From: Matthias Felleisen (matthias at ccs.neu.edu)
Date: Sat Aug 24 08:06:39 EDT 2013

The goal of HtDP is to teach design principles in such a way that they apply to programming in a whole range of languages: 
 -- explicitly statically typed 
 -- statically typed with inference 
 -- "dynamically typed" scripting languages 
 -- probably not as much to unsoundly typed languages (C, C++) or untyped languages (ASM) but even there 

Say you design an XML walker in Python. You should really understand the data definition of your chosen XML representation and use a program organization that maps to this data representation. I maintain that the person who maintains your code will greatly appreciate it if you know how to document the data representation choice even if it is not checked. 

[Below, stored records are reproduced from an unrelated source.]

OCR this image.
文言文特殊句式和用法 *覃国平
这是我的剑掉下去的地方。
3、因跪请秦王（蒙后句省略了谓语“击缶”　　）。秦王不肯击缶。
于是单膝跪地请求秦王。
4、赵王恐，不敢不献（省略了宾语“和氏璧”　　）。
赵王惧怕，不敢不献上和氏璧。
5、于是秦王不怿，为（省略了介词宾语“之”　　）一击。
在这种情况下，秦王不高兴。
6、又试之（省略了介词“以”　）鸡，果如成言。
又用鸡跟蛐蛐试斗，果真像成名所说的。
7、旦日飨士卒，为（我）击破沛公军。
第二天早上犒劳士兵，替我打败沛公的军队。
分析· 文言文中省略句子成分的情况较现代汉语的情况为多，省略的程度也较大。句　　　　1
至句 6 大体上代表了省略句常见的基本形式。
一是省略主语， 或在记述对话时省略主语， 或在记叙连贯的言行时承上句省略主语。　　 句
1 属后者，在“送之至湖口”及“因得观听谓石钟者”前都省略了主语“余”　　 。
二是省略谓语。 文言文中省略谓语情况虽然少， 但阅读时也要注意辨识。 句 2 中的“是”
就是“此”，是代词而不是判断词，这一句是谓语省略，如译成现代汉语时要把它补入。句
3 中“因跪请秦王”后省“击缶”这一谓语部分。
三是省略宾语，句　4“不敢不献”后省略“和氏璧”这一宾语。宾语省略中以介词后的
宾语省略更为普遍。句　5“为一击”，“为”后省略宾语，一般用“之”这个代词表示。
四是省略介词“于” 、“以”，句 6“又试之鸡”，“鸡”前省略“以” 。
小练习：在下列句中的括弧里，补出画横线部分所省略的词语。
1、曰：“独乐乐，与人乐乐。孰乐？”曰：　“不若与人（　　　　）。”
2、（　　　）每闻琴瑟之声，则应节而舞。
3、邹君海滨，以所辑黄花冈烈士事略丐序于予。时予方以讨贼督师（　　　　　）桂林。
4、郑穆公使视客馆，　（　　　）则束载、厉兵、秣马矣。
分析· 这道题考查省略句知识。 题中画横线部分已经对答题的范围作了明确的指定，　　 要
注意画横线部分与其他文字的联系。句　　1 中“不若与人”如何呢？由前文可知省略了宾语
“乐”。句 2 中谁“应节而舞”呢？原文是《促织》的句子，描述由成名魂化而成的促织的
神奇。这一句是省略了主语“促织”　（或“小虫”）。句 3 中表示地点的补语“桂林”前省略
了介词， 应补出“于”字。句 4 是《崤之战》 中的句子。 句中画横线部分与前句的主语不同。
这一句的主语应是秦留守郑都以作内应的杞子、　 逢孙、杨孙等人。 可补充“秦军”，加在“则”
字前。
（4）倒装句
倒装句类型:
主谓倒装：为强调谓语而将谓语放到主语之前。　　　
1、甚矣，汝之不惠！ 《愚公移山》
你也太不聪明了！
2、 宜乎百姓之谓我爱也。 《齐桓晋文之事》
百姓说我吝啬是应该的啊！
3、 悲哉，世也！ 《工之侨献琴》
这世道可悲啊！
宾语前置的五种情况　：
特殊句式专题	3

Also, it turns out that languages provide horrible feedback to beginners because their error messages assume programmers know the whole language. The problem is solvable for the dynamic aspects of languages but remains to be solved for the static (type) aspects. (When we started, suitably useful PLs used type inference and provided the worst possible feedback when inference discovered an error. Now they signal second-worst feedback but nobody knows who's worst.) 

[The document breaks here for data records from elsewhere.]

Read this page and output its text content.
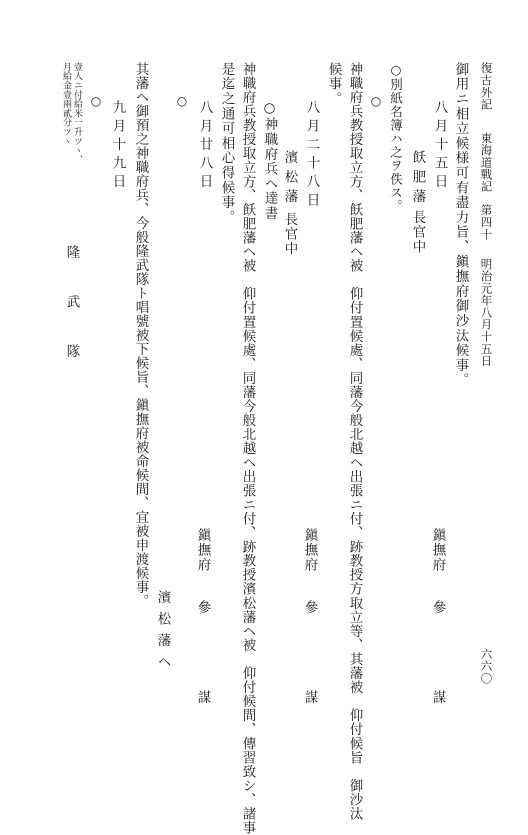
復古外記
東海道戰記
第四十
明治元年八月十五日
六六〇
御用ニ相立候様可有盡力旨、鎭撫府御沙汰候事。
八月十五日
鎭撫府
參
謀
飫肥藩
長官中
○別紙名簿ハ之ヲ佚ス。
○
神職府兵教授取立方、飫肥藩ヘ被　仰付置候處、同藩今般北越ヘ出張ニ付、跡教授方取立等、其藩被　仰付候旨　御沙汰
候事。
八月二十八日
鎭撫府
參
謀
濱松藩
長官中
○神職府兵ヘ達書
神職府兵教授取立方、飫肥藩ヘ被　仰付置候處、同藩今般北越ヘ出張ニ付、跡教授濱松藩ヘ被　仰付候間、傳習致シ、諸事
是迄之通可相心得候事。
八月廿八日
鎭撫府
參
謀
○
濱松藩ヘ
其藩ヘ御預之神職府兵、今般隆武隊ト唱號被下候旨、鎭撫府被命候間、宜被申渡候事。
九月十九日
○
壹人ニ付給米一升ツヽ、
月給金壹兩貳分ツヽ
隆武隊
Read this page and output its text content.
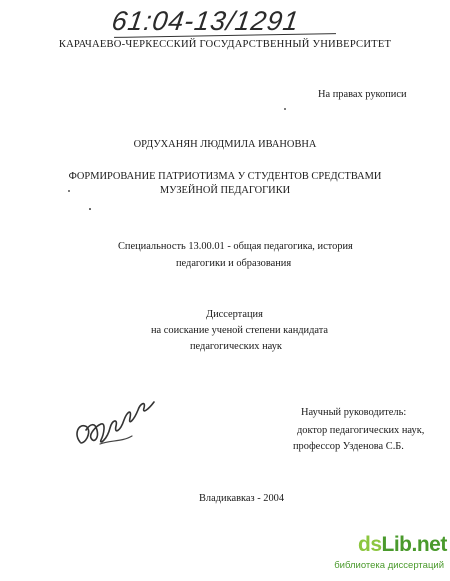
61:04-13/1291
КАРАЧАЕВО-ЧЕРКЕССКИЙ ГОСУДАРСТВЕННЫЙ УНИВЕРСИТЕТ
На правах рукописи
ОРДУХАНЯН ЛЮДМИЛА ИВАНОВНА
ФОРМИРОВАНИЕ ПАТРИОТИЗМА У СТУДЕНТОВ СРЕДСТВАМИ
МУЗЕЙНОЙ ПЕДАГОГИКИ
Специальность 13.00.01 - общая педагогика, история
педагогики и образования
Диссертация
на соискание ученой степени кандидата
педагогических наук
Научный руководитель:
доктор педагогических наук,
профессор Узденова С.Б.
Владикавказ - 2004
dsLib.net
библиотека диссертаций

We picked the full language that we thought offers a decent goal (Racket) and developed teaching languages that gradually approximate the language but provide good feedback. 

-- Matthias

On Aug 24, 2013, at 4:38 AM, Ben Duan wrote:

> Dear All,
> Here’s a beginner's question about How to Design Programs.
> HtDP puts great emphasizes on data, and it forces the reader to think about data types by writing signatures. Then what not use a typed language so that it is forced by the language itself? Or did I misunderstand the purpose of the authors?